Geen NGT in biologische ketens
Het voorstel stelt dat alle NGT-gewassen, ongeacht de categorie, voor de biologische sector gezien moeten worden als gereguleerde GMO. Kortom: NGT-gewassen kunnen niet gebruikt worden in biologische teelten en ketens. Dit betekent dat ook gewassen uit categorie 1, die dus als ‘even natuurlijk als klassieke veredeling’ worden beschouwd, niet in de biologische teelten gebruikt mogen worden. Veredelaars kunnen en willen transparant zijn over de nieuwe technieken die zij gebruiken zodat boeren en de ketens naar de consument keuzevrijheid hebben.

Lidstaten kunnen reactie geven
Notificatie voor ‘categorie 1 planten’ wordt gedaan bij een nationale autoriteit. Deze informeert vervolgens de Europese Commissie en andere lidstaten. Andere lidstaten kunnen dan nog commentaren geven op de beslissing of planten voldaan hebben aan de ‘categorie 1 criteria’, waarna de European Food and Safety Authority de uiteindelijke beslissing maakt of er voldaan is aan de criteria.

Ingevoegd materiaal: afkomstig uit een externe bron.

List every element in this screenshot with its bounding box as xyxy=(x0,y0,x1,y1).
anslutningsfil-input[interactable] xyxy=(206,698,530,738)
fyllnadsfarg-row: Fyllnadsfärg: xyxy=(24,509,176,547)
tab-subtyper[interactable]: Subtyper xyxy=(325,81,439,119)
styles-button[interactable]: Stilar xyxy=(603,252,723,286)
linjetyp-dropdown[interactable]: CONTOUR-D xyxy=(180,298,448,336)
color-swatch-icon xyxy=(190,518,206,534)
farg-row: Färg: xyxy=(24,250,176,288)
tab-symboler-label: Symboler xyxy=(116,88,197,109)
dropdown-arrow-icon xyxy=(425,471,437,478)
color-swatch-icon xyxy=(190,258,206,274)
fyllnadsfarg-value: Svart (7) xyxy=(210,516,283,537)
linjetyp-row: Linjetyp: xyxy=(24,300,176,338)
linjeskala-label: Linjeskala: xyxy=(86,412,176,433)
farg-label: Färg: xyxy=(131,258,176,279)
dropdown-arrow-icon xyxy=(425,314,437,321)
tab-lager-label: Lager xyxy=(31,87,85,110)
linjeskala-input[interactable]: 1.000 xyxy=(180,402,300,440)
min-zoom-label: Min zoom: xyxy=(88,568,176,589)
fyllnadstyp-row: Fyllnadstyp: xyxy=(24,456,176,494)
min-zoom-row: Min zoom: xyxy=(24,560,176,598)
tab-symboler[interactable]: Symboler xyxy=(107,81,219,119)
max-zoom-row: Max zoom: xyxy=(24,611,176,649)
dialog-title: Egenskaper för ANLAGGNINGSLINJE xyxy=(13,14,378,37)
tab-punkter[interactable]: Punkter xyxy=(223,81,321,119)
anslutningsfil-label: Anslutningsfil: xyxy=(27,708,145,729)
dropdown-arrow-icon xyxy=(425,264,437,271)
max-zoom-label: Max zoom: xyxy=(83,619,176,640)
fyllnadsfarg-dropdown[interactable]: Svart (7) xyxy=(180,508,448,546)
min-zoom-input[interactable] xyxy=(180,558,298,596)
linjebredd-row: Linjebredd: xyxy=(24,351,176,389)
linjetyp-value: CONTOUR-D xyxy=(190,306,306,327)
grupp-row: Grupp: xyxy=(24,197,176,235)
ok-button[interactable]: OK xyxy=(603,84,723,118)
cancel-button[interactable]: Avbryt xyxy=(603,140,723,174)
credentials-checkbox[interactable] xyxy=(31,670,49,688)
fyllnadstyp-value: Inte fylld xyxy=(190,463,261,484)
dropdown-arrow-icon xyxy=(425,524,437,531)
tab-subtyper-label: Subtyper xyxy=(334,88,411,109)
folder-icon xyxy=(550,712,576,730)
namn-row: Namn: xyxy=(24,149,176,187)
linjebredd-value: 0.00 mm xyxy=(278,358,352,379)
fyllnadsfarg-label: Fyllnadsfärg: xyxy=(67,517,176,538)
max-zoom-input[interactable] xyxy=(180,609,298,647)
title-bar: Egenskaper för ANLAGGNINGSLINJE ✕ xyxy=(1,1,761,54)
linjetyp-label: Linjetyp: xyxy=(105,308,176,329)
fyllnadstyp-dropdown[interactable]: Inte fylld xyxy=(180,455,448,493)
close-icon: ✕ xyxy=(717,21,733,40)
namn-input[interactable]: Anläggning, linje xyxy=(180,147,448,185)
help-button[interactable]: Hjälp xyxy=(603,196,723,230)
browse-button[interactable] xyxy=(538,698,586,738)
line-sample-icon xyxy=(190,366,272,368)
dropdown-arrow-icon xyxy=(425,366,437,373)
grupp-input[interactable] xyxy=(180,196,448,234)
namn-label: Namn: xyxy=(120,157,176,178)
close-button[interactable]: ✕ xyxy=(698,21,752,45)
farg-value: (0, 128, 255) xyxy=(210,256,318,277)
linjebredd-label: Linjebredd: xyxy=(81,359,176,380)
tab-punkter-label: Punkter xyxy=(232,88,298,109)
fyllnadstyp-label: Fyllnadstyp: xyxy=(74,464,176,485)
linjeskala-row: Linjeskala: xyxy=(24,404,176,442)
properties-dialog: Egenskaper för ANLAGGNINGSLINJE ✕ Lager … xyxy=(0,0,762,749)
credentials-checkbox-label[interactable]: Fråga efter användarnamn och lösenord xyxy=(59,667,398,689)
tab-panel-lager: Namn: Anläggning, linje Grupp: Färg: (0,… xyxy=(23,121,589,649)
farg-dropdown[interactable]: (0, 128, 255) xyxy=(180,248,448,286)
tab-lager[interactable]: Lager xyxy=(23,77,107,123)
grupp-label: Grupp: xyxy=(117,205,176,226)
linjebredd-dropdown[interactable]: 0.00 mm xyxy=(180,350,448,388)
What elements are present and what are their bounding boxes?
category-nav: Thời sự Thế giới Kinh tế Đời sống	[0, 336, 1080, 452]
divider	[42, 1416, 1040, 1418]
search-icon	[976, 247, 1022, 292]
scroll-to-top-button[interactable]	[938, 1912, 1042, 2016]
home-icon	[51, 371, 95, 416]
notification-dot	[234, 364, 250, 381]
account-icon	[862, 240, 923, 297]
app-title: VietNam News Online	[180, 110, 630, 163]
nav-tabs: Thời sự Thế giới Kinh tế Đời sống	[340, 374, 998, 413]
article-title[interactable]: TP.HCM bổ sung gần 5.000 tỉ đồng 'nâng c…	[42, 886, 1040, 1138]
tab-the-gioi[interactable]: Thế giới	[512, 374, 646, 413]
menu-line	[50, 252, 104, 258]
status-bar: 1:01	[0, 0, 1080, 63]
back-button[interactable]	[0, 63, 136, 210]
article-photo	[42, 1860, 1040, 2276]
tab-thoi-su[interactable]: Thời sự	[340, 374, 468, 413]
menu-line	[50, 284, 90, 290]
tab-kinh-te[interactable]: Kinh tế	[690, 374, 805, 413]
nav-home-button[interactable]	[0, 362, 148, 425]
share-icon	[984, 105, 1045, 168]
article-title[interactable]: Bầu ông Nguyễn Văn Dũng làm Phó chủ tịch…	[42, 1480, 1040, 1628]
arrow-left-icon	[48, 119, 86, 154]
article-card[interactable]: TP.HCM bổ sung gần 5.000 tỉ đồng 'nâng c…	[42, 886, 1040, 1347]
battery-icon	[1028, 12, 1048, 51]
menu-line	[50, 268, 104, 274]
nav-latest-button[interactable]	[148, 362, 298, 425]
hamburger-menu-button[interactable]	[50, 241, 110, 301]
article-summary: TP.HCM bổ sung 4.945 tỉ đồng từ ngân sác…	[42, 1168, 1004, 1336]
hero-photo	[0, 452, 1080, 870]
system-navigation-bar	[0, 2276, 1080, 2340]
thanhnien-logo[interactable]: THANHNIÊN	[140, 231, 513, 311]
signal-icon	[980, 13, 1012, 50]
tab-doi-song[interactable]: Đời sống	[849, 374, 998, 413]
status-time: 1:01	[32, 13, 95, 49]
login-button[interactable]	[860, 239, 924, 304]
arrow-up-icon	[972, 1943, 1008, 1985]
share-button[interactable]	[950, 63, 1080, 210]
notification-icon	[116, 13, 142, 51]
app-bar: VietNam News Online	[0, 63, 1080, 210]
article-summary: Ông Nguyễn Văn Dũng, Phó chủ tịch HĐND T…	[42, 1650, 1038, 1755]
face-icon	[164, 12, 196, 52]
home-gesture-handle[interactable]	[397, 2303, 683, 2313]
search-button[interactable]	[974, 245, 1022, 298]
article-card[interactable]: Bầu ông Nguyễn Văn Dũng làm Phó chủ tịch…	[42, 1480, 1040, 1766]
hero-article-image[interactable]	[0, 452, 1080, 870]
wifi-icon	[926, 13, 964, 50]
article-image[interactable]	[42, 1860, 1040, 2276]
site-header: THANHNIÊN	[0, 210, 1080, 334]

Plantum hoopt dat de mogelijkheid om commentaar te geven door lidstaten niet leidt tot (onnodige) vertraging in het verificatieproces.

Politiek vervolg
Na publicatie van dit voorstel starten de discussies in de Europese Raad en het Europees Parlement (EP). De eerste vergadering van Europese landbouwministers staat vooralsnog gepland op 24 en 25 juli. Het EP start de discussies waarschijnlijk in augustus. Verschillende partijen hebben de ambitie uitgesproken om nog vóór de Europese verkiezingen in juni 2024 tot een besluit te komen over dit voorstel. Plantum ondersteunt deze ambitie van harte.

Naar verwachting zal de Nederlandse overheid snel met een kabinetsreactie komen, die na het zomerreces in de Tweede Kamer besproken zal worden.